Stable hyperplane arrangements
Toshio Oshima
TL;DR
The work addresses the classification of complex hyperplane arrangements with a stability condition under coordinate forgetting, formalized as $L(\\mathcal{A})=\\pi_i^{-1}(\\pi_i(L(\\mathcal{A})))$ for all $i$. It develops a decomposition strategy and reduces the problem to a base case in two variables, yielding an explicit parametric form in terms of roots of unity and auxiliary scalars, thereby characterizing stable arrangements as pullbacks of mirror hyperplanes of complex reflection groups of type $A$ or $B$. Additional results determine the $v$-closed vectors for these stable configurations, linking the combinatorics of intersection posets to linear constraints.
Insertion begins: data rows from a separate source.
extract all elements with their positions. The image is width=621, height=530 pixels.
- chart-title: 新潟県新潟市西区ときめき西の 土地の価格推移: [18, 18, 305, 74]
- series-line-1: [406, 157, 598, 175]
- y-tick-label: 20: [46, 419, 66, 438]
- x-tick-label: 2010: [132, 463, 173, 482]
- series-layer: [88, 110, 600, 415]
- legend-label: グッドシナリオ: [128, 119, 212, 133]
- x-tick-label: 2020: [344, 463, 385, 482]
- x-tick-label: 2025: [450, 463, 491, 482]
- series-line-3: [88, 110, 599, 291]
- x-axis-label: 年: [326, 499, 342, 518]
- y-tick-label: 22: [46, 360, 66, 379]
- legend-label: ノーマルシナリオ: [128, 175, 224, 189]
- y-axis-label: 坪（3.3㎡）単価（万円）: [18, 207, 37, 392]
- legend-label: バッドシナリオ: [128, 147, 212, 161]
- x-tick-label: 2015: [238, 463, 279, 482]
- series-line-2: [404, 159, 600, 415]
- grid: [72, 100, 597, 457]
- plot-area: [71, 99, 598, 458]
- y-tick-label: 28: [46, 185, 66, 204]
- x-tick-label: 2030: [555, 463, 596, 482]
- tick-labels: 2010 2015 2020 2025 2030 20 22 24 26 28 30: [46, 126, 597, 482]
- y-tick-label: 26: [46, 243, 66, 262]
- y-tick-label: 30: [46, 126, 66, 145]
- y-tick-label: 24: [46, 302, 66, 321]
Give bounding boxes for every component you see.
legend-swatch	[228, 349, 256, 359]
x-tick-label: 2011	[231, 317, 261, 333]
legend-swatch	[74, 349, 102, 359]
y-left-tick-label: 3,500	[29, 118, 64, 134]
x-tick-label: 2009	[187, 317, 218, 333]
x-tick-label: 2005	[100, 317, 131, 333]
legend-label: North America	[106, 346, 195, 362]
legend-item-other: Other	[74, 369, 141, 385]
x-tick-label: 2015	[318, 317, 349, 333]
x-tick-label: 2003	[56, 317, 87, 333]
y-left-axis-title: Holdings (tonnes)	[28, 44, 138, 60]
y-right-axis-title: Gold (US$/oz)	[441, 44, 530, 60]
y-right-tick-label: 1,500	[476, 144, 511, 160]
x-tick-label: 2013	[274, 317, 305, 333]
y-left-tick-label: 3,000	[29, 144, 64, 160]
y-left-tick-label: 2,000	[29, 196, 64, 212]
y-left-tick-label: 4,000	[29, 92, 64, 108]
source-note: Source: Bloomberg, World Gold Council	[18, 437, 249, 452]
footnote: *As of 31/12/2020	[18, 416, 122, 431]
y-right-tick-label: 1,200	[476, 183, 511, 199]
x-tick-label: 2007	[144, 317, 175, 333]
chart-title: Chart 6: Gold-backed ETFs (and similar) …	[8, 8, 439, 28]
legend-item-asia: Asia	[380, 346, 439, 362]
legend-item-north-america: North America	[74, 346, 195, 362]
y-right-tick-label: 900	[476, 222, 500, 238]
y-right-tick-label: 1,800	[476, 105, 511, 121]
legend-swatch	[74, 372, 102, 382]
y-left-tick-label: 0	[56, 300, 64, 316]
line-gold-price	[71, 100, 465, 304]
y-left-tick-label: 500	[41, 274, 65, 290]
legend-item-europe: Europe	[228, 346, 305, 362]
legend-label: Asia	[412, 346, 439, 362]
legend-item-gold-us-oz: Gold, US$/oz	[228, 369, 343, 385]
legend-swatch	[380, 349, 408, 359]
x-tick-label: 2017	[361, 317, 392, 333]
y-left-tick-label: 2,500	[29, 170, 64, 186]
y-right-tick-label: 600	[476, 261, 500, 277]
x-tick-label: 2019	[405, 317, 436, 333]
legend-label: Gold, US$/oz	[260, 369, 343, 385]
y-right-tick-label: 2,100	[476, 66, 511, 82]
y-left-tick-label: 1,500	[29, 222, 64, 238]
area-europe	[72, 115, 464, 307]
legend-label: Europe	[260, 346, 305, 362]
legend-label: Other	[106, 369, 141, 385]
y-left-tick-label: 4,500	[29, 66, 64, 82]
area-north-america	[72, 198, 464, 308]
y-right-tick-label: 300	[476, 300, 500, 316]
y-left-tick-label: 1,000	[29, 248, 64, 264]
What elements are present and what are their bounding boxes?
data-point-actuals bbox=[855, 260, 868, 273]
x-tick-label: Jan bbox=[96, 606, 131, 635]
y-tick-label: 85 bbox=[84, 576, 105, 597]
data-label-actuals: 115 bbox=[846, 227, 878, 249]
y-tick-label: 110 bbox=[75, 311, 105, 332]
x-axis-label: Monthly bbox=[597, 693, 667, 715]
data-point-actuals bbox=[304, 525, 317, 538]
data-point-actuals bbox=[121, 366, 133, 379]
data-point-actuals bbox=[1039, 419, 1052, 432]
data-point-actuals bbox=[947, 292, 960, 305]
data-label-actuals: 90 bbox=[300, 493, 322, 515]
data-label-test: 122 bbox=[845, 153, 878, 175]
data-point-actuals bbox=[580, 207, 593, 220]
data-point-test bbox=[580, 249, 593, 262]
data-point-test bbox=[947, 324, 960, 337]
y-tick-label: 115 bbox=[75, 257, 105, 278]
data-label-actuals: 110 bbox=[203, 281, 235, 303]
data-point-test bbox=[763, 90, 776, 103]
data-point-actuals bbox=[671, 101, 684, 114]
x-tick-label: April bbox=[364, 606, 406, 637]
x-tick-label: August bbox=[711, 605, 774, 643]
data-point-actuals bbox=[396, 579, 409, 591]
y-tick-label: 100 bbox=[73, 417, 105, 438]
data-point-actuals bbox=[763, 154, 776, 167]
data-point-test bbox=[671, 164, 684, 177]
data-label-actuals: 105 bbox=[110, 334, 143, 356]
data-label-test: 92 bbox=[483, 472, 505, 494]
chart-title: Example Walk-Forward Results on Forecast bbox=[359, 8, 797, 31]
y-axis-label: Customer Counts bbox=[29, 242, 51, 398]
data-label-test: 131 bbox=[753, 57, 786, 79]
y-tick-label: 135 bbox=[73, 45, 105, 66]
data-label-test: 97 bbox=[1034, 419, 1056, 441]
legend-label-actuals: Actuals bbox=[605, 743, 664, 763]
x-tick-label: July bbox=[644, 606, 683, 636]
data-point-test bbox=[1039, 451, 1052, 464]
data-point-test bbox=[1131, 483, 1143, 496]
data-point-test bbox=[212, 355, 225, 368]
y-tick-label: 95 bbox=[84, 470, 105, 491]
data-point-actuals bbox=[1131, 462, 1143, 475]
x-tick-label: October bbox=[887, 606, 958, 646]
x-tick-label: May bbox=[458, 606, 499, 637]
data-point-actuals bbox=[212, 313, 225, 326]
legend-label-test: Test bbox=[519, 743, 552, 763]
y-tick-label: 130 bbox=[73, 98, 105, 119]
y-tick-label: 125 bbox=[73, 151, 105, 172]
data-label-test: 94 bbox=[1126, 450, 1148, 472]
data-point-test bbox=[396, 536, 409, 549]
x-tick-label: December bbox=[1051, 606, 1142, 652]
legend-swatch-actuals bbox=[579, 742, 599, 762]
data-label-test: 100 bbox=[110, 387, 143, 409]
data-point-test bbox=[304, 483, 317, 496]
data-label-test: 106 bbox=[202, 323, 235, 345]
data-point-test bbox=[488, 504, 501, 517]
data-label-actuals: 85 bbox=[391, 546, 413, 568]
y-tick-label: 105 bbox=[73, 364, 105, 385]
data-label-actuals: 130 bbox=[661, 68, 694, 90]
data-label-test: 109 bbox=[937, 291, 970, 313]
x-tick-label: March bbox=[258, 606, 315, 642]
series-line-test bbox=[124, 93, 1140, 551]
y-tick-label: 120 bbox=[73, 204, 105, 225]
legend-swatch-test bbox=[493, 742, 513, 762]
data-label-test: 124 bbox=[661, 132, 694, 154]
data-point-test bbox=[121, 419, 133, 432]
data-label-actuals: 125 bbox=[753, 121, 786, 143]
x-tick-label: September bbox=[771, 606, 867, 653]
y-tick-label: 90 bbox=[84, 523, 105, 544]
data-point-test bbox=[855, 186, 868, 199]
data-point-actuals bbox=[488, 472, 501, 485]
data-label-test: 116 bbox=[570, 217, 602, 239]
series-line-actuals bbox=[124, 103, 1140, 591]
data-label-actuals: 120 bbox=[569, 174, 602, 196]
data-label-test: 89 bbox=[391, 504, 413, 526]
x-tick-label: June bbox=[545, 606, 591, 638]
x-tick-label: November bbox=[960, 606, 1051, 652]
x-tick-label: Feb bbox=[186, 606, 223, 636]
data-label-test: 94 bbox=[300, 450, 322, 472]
The findings connect hyperplane arrangement theory with middle convolution and Pfaffian systems, offering insights relevant to KZ-type systems and rigidity phenomena in associated differential equations.
Abstract
We classify complex hyperplane arrangements $\mathcal A$ whose intersection posets $L(\mathcal A)$ satisfy $L(\mathcal A)=π_i^{-1}\circπ_i\bigl(L(\mathcal A)\bigr)$ for $i=1,\dots,n$. Here $π_i$ denotes the projection from $\mathbb C^n$ onto $\mathbb C^{n-1}$ defined by that forgets the coordinate $x_i$ of $(x_1,\dots,x_n)\in\mathbb C^n$, and $π_i\bigl(L(\mathcal A)\bigr)=\{π_i(S)\mid S\in L(\mathcal A)\}$. We show that such arrangements $\mathcal A$ arise as pullbacks of the mirror hyperplanes of complex reflection groups of type $A$ or $B$.